AWAL MULA TUMBUHNYA BAHASA
I.
BAHASA
Di dalam
masyarakat, kata bahasa sering
dipergunakan dalam pelbagai konteks dengan pelbagai macam makna. Lantas apa itu
bahasa?
Bahasa adalah
sarana ekspresi diri bagi manusia. Bahasa sebagai objek komunikasi perannya
sangat besar dalam kehidupan, dari bahasa pula kita dapat berkomunikasi dengan
lingkungan sekitar. Bahasa adalah, kapasitas khusus yang ada pada manusia untuk
memperoleh dan menggunakan sistem komunikasi yang kompleks, dan sebuah bahasa
adalah contoh dari sebuah sistem komunikasi yang kompleks.

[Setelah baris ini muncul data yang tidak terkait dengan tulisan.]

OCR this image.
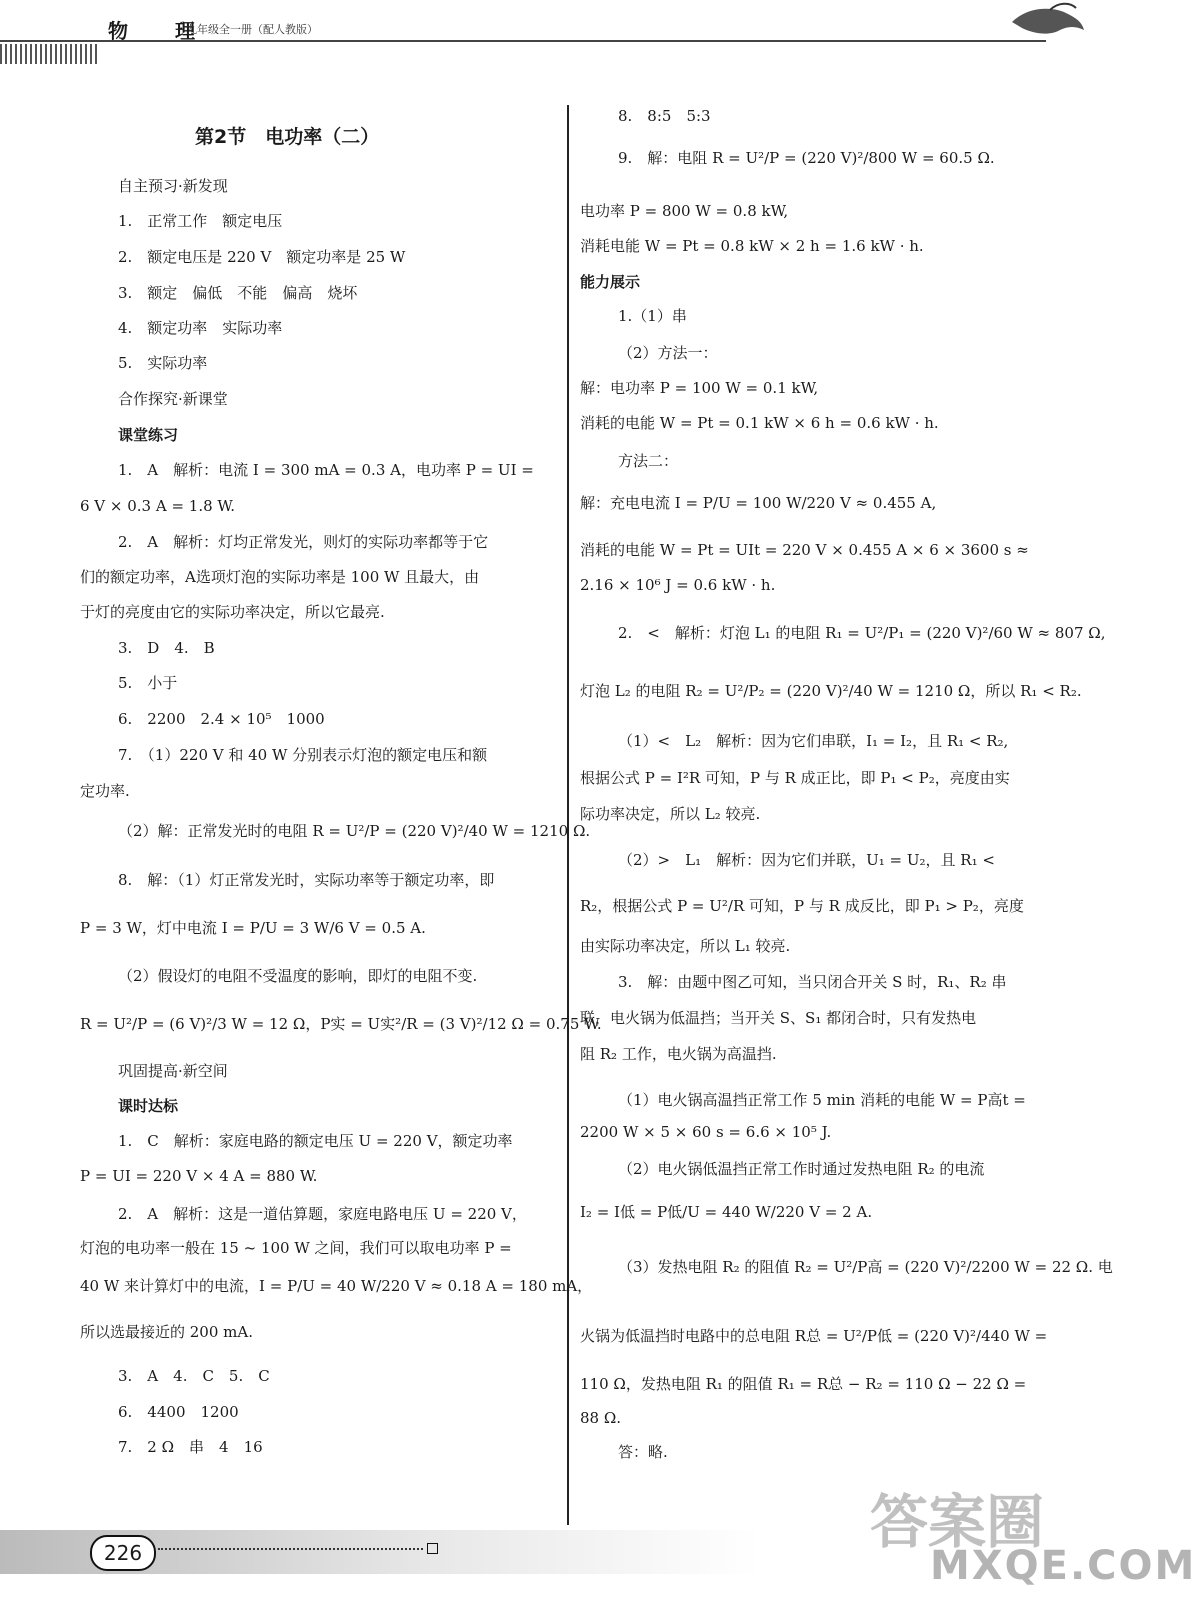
物 理
九年级全一册（配人教版）
第2节　电功率（二）
自主预习·新发现
1.　正常工作　额定电压
2.　额定电压是 220 V　额定功率是 25 W
3.　额定　偏低　不能　偏高　烧坏
4.　额定功率　实际功率
5.　实际功率
合作探究·新课堂
课堂练习
1.　A　解析：电流 I = 300 mA = 0.3 A，电功率 P = UI =
6 V × 0.3 A = 1.8 W.
2.　A　解析：灯均正常发光，则灯的实际功率都等于它
们的额定功率，A选项灯泡的实际功率是 100 W 且最大，由
于灯的亮度由它的实际功率决定，所以它最亮.
3.　D　4.　B
5.　小于
6.　2200　2.4 × 10⁵　1000
7.　（1）220 V 和 40 W 分别表示灯泡的额定电压和额
定功率.
（2）解：正常发光时的电阻 R = U²/P = (220 V)²/40 W = 1210 Ω.
8.　解：（1）灯正常发光时，实际功率等于额定功率，即
P = 3 W，灯中电流 I = P/U = 3 W/6 V = 0.5 A.
（2）假设灯的电阻不受温度的影响，即灯的电阻不变.
R = U²/P = (6 V)²/3 W = 12 Ω，P实 = U实²/R = (3 V)²/12 Ω = 0.75 W.
巩固提高·新空间
课时达标
1.　C　解析：家庭电路的额定电压 U = 220 V，额定功率
P = UI = 220 V × 4 A = 880 W.
2.　A　解析：这是一道估算题，家庭电路电压 U = 220 V，
灯泡的电功率一般在 15 ~ 100 W 之间，我们可以取电功率 P =
40 W 来计算灯中的电流，I = P/U = 40 W/220 V ≈ 0.18 A = 180 mA，
所以选最接近的 200 mA.
3.　A　4.　C　5.　C
6.　4400　1200
7.　2 Ω　串　4　16
8.　8:5　5:3
9.　解：电阻 R = U²/P = (220 V)²/800 W = 60.5 Ω.
电功率 P = 800 W = 0.8 kW,
消耗电能 W = Pt = 0.8 kW × 2 h = 1.6 kW · h.
能力展示
1.（1）串
（2）方法一：
解：电功率 P = 100 W = 0.1 kW,
消耗的电能 W = Pt = 0.1 kW × 6 h = 0.6 kW · h.
方法二：
解：充电电流 I = P/U = 100 W/220 V ≈ 0.455 A,
消耗的电能 W = Pt = UIt = 220 V × 0.455 A × 6 × 3600 s ≈
2.16 × 10⁶ J = 0.6 kW · h.
2.　<　解析：灯泡 L₁ 的电阻 R₁ = U²/P₁ = (220 V)²/60 W ≈ 807 Ω,
灯泡 L₂ 的电阻 R₂ = U²/P₂ = (220 V)²/40 W = 1210 Ω，所以 R₁ < R₂.
（1）<　L₂　解析：因为它们串联，I₁ = I₂，且 R₁ < R₂,
根据公式 P = I²R 可知，P 与 R 成正比，即 P₁ < P₂，亮度由实
际功率决定，所以 L₂ 较亮.
（2）>　L₁　解析：因为它们并联，U₁ = U₂，且 R₁ <
R₂，根据公式 P = U²/R 可知，P 与 R 成反比，即 P₁ > P₂，亮度
由实际功率决定，所以 L₁ 较亮.
3.　解：由题中图乙可知，当只闭合开关 S 时，R₁、R₂ 串
联，电火锅为低温挡；当开关 S、S₁ 都闭合时，只有发热电
阻 R₂ 工作，电火锅为高温挡.
（1）电火锅高温挡正常工作 5 min 消耗的电能 W = P高t =
2200 W × 5 × 60 s = 6.6 × 10⁵ J.
（2）电火锅低温挡正常工作时通过发热电阻 R₂ 的电流
I₂ = I低 = P低/U = 440 W/220 V = 2 A.
（3）发热电阻 R₂ 的阻值 R₂ = U²/P高 = (220 V)²/2200 W = 22 Ω. 电
火锅为低温挡时电路中的总电阻 R总 = U²/P低 = (220 V)²/440 W =
110 Ω，发热电阻 R₁ 的阻值 R₁ = R总 − R₂ = 110 Ω − 22 Ω =
88 Ω.
答：略.
226	答案圈
MXQE.COM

“Karena bahasa selalu hadir dan dihadirkan. Ia
berada dalam diri manusia, dalam alam, dalam sejarah, dalam wahyu Tuhan. Ia
hadir karena karunia Tuhan Sang Penguasa alam raya. Tuhan itu sendiri
menampakkan diri pada manusia bukan melalui Zat-Nya, tapi lewat bahasa-Nya,
yaitu bahasa alam dan kitab suci.” (Hidayat, 2006:21)
Menurut Harimurti,
batasan bahasa berfungsi sebagai sistem lambang arbitrer yang dipergunakan suatu masyarakat untuk bekerja sama,
berinteraksi dan mengidentifikasi diri.
Sementara itu Kamus Besar Bahasa Indonesia memberikan
pengertian ‘bahasa’ ke dalam tiga batasan, yaitu: 1) sistem lambang bunyi
berartikulasi (yang dihasilkan alat-alat ucap) yang bersifat sewenang-wenang (arbitrer, pen) dan konvensional yang
dipakai sebagai alat komunikasi untuk melahirkan perasaan dan pikiran; 2)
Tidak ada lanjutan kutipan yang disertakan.